The transcription factor NRF2 is a prominent research target and is known to play a role in many important cellular and disease processes, including redox homeostasis, stress response, metabolism, and many more. To understand the functions of NRF2 and unlock its potential as a therapeutic, many NRF2-activating compounds have been used to investigate it in both pre-clinical and clinical studies. However, many of these NRF2 activators have disadvantages that can cause toxicity and off-target effects. Here, we employ a newly-synthesized family of small molecule NRF2 activators that are specifically designed to reduce the challenges posed by pre-existing activators. In Chapter 1, we introduce our disease of interest - the chronic diabetic wound – and present a literature review of the many research targets that have improved wound healing in pre-clinical studies.

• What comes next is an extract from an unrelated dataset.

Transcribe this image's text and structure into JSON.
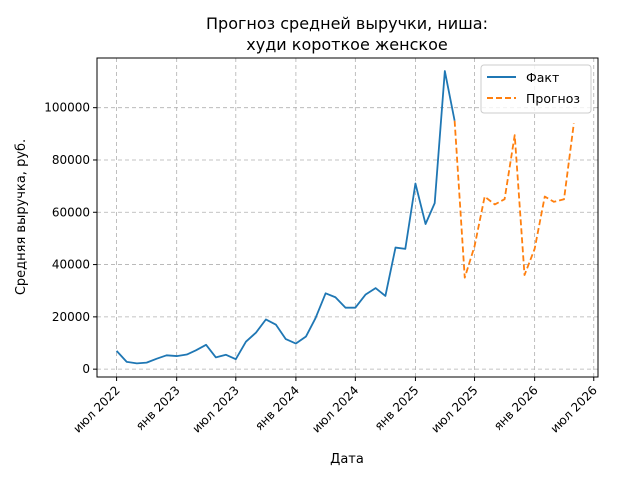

We describe the relative lack of treatment options for diabetic foot ulcers, and we introduce NRF2 as a more powerful research target. In Chapter 2, we investigate the effects of two novel NRF2 activators, ADJ-310 and PRL-295, in vitro and in vivo and conduct an mRNA Sequencing analysis to further understand the downstream targets and mechanisms of the NRF2 pathway. Our results demonstrate that ADJ-310 and PRL-295 are effective, promote wound healing functions in keratinocytes, enhance the oxidative stress response, improve diabetic wound healing in vivo, and have reduced off-target effects compared to the pre-existing NRF2 activator, Bardoxolone-methyl, or CDDO-Me. Finally, in Chapter 3, we present a modified husbandry protocol to reduce attrition and improve the reliability and reproducibility of wound healing studies using the Leprdb/db mouse.